Se renoncer est le deuxième motif de pratiquer la mortification.  Ici nous avons tous les philosophes contre nous, comme on a pu le voir par la citation du P.  Cavallera, philosophe d’un travers à l’autre… Tout ce que nous avons dit dans le premier motif serait vrai si nous étions sur le chemin des limbes.  Il suffirait de s’être débarrassé de la corruption du péché pour être un homme pur et digne d’aller au bonheur des hommes aux limbes.  Mais c’est autre chose avec notre destinée surnaturelle à la vision béatifique.  Non seulement il faut enlever la corruption du péché, mais il faut aussi diviniser tout l’homme et non seulement dans son être par la grâce sanctifiante, mais aussi dans son activité par la surnaturalisation de toute son activité libre.  Imaginons l’homme aussi pur qu’il puisse être, il ne mérite pas du tout encore la participation à la vie divine de la Trinité.  Il faut que tout son être soit divinisé, ce qui se fait par la grâce sanctifiante.  «En soi», cela suffit pour être sauvé, aller au ciel.  Les philosophes ne prêchent que cela; ils disent sur tous les tons que du moment qu’un homme est en état de grâce, il est sauvé.  Nous admettons que cela est vrai.  Mais nous ajoutons que pour mourir en état de grâce, il faut lutter constamment par la mortification contre toute l’orientation naturelle de notre activité libre, qui reste naturelle même quand nous sommes en état de grâce, à moins que nous luttions contre cette orientation par des motifs surnaturels d’une façon ou d’une autre, mais surnaturels.
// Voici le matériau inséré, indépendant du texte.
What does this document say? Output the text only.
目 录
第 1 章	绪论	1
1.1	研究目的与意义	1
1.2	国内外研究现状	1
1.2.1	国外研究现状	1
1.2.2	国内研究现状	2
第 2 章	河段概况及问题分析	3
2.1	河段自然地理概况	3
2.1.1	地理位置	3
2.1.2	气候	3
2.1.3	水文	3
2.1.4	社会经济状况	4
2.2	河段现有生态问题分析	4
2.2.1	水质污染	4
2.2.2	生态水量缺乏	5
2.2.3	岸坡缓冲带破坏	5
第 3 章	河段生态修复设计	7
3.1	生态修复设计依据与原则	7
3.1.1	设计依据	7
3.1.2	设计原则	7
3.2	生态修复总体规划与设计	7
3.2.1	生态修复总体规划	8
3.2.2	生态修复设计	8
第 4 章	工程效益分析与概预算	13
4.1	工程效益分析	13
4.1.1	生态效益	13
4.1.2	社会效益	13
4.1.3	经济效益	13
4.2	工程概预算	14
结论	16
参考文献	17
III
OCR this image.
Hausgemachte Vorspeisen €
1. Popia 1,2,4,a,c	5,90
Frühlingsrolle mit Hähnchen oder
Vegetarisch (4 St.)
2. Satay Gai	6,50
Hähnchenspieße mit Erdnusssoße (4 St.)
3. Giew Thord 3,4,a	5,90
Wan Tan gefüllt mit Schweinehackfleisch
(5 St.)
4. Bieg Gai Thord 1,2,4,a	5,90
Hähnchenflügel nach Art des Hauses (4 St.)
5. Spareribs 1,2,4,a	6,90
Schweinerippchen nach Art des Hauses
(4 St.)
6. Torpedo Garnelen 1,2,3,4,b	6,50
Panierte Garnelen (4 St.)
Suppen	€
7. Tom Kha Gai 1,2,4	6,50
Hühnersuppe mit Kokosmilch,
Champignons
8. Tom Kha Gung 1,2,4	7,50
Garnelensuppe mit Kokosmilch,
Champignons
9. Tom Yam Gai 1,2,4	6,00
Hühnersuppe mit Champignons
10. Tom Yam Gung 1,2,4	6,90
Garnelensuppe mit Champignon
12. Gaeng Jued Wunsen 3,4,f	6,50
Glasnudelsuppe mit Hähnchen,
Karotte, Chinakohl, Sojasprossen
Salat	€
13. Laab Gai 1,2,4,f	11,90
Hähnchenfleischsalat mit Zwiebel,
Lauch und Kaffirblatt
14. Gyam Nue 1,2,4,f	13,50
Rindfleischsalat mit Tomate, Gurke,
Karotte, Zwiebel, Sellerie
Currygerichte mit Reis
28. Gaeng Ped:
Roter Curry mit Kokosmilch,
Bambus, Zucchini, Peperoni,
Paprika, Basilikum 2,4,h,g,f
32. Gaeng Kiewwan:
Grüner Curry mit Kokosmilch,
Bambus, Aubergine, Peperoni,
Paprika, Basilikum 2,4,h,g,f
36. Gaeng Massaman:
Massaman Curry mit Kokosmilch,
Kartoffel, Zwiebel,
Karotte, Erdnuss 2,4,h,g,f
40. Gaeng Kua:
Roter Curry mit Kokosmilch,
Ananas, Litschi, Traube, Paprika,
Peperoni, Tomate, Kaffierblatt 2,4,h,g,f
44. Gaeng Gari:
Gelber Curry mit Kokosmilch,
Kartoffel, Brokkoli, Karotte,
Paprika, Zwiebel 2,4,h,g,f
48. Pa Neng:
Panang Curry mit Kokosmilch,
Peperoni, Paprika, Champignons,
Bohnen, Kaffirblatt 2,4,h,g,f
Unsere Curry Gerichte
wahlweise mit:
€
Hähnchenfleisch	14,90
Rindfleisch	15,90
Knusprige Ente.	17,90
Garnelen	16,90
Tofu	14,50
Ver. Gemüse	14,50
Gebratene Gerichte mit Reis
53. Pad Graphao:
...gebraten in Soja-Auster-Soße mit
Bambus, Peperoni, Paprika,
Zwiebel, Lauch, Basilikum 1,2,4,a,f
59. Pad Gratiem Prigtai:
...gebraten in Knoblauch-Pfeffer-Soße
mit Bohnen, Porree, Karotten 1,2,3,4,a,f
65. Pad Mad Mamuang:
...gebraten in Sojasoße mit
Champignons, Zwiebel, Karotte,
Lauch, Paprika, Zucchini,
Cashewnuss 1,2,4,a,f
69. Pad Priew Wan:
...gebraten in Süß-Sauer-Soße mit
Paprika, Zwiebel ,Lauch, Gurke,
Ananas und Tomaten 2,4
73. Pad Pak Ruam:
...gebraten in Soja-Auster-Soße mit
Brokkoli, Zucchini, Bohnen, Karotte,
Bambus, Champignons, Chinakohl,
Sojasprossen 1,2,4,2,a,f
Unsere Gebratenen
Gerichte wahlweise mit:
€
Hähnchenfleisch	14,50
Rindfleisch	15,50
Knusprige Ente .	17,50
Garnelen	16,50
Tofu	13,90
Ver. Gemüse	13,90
J-C.  fait dépendre le mérite de nos bonnes œuvres (Mt.  6) de nos motifs et il suppose même que nous sommes en état de grâce.  La grâce sanctifiante est la condition du mérite, mais elle ne le règle pas; ce sont les motifs tels que Jésus l’enseigne là.  Toutes les exhortations de J-C., des Apôtres et des Saints à tout faire pour Dieu montrent bien que la grâce sanctifiante ne suffit pas pour cette orientation surnaturelle, d’où dépend le mérite de nos actions.  Les philosophes n’exigent pas cette orientation libre des motifs pour leur mérite; qu’ils gardent leur idée; ils n’ont pas le droit de nous condamner parce que de solides théologiens sont pour nous et tous les Saints et les «pauvres» mystiques, qui n’aiment pas la raison humaine!  Le bon Dieu a demandé la mortification aux anges avant leur péché comme à nos premiers parents.  C’est donc évident qu’il va nous la demander indépendamment du péché.  Les philosophes supposent qu’avec la grâce sanctifiante tout un homme est divinisé.  C’est vrai physiquement dans ce qui a l’être, mais ce n’est pas vrai dans l’orientation de notre activité que tout chrétien garde et peut garder toute sa vie, bien naturelle, s’il le veut.  Tout en étant en état de grâce, je puis manger une pomme pour un motif naturel.  Je suis porté à tout faire exactement comme un vrai païen dans la partie libre de mon activité à moins que je lutte contre ce paganisme qui reste dans l’esprit même avec la grâce sanctifiante.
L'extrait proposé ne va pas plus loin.